This has been the Age of Exposure, and Bill Clinton has been its Natural King.
Bill Clinton sold himself to us on the basis of exposure, of camera presence. He's the easy-to-get-close-to guy. We could see him biting his lower lip during speeches. He ate Burger-King Whoppers. We listened to him playing his saxophone, like admiring cousins at a family gathering.. He had a glint in his eye, like a disreputable cousin we all liked anyway. He flirted with the American people--you could see it even on TV news shows.
TV is about visual exposure of the personal. When TV became the dominant medium in this country--maybe in the mid 70s--we entered the Age of Exposure. All once hidden became fair game for display. Maybe the change actually began earlier, in 1968, when the musical "Hair" brought "full frontal nudity" onto the legitimate stage. In any case, in 1998 we are far into the Age of Exposure. Now we are indifferent to privacy issues, and even gross immodesty is acceptable.
Routinely, women who become famous in the newspapers then strip for cash in Playboy or Penthouse, and are applauded. We buy or rent hardcore video pornography--the exposure of private sexual acts--in every town and at many rural crossroads. The Internet transmits thousands of the rawest photographs of sexual intercourse. Formerly private nude snapshots of the well-known can be had too.
We can subscribe to the Jennicam--the broadcast of pictures from the private life of Jennie Someone-or-other--including what she does in bed, alone and with others. Occasional peeks are free. More frequent looks cost. Her acumen is admired. A few months back, a woman decided to "give birth live on the Internet" and people helped her do it.
As the natural king of this slack age, Clinton has rarely been embarrassed by personal questions.

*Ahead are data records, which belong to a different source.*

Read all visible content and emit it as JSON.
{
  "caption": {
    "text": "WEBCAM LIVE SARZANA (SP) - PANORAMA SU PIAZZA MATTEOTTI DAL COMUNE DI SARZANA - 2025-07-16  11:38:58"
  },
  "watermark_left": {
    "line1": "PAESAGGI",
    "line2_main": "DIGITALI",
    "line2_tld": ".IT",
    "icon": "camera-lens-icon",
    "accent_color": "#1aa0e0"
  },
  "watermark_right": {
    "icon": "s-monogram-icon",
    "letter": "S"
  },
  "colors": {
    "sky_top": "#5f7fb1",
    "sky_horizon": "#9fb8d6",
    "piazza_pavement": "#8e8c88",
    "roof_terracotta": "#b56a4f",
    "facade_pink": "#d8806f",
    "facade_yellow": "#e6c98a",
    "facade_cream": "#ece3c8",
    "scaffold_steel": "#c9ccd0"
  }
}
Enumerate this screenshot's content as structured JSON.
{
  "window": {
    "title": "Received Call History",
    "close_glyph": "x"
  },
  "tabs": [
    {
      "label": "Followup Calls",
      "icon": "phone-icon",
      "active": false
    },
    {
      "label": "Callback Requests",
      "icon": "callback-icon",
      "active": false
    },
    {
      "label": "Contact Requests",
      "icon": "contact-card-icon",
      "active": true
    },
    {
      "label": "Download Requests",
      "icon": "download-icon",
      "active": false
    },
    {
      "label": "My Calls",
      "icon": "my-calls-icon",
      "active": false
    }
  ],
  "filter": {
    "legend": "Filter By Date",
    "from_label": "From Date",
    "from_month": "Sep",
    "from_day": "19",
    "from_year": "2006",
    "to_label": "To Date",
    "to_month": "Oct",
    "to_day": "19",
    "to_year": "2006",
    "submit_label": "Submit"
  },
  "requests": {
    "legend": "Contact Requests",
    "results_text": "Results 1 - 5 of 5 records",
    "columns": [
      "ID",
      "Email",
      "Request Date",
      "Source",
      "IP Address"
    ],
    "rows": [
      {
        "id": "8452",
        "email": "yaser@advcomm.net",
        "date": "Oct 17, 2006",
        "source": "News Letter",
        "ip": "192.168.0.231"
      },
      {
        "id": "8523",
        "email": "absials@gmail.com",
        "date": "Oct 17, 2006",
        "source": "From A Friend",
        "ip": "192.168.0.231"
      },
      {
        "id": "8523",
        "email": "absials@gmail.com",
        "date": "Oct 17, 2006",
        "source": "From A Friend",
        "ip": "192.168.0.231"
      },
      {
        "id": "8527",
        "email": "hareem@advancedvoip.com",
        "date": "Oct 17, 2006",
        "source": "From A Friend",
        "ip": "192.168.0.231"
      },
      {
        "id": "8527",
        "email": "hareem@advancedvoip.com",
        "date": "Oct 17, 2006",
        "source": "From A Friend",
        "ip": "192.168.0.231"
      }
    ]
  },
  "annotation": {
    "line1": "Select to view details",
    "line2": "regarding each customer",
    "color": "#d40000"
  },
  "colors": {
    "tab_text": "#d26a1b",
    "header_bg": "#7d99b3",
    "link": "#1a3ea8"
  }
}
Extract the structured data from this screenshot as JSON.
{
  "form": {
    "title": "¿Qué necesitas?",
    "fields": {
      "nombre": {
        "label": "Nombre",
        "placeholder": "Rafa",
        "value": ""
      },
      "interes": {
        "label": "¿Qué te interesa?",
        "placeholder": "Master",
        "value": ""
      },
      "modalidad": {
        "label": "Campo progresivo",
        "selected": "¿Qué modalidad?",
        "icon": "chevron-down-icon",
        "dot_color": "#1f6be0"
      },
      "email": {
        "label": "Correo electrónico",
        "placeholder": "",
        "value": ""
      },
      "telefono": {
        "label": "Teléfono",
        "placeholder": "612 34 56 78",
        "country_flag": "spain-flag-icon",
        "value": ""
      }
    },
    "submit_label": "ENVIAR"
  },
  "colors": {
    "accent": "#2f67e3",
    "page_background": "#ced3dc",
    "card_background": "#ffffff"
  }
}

"The world's dying to know," asked one Laeticia Thompson, 17, during a live MTV event in April, 1994: "Is it boxers or briefs?" Clinton had no trouble responding, "Usually briefs."
Thus, it was amazing to watch the seriously cornered Natural King during his Lewinsky confession last Monday night. He came out for privacy.
"Now this matter is between me, the two people I love most, my wife and our daughter, and our God," he said, looking grimly into the TV camera. "I must put it right.... Nothing is more important to me personally, but it is private. And I intend to reclaim my family life for my family. It's nobody's business but ours. Even Presidents have private lives."
Wow. How Ozzie-and-Harriet, how totally pre-1968. 'It was wrong,' but private the Times headline said calmly the next day.
His privacy sermon is a reach--since Americans have nearly forgotten most concepts of privacy and modesty. The difference between private matters and public matters? That's a tough one.
Right after the speech, NPR interviewed a focus group of 40-ish women from Short Hills, New Jersey. Judging from their comments, Bill and Hillary Clinton are pitiable in-laws or next-door neighbors. To them, the whole scandal was just a Bill and Hillary personal drama.
"For the first time I am angry with her," declared Joan Pearlman, a grade school teacher. "Because she so exemplified strength to me. I think she has an obligation to women not to put up with this. That's what really upsets me. That standing by him is condoning what he's done."
The other women chimed in. "A part of you would like to see her give him a good slap in the face and [say] 'Get the hell out.'" (Laughter). "In public, on television..." (Louder laughter.) "On Barbara Walters!" (Hilarity.)
In the Sudan in Africa, though, a few days later, this was not an entertaining neighborhood soap opera. Our missiles had leveled a city block of Khartoum. The Sudanese were enraged and protested. They did so in the context of global satellites and CNN, which had fully exposed the sinning, lying, lustful president in the preceding weeks.
"At one rally," reported the New York Times "pictures of President Clinton and Monica Lewinsky were on prominent display--a juxtaposition that is interpreted as the ultimate mockery in this very conservative society."
Questions about privacy confront news reporters starkly in every decade of American life. They must ask: "Do I write about this seemingly private matter? Does it bear on the way this official does his public job, meets his responsibilities to us?"
But reporters and editors alone cannot set out society's overall sense of what should be private. We as a people do that.
Every pendulum turns. Maybe Clinton's appalling, planet-wide confession last week, besides shaming him and us, will ring the curtain down on the Age of Aquarius and the Age of Exposure. Wouldn't that be great?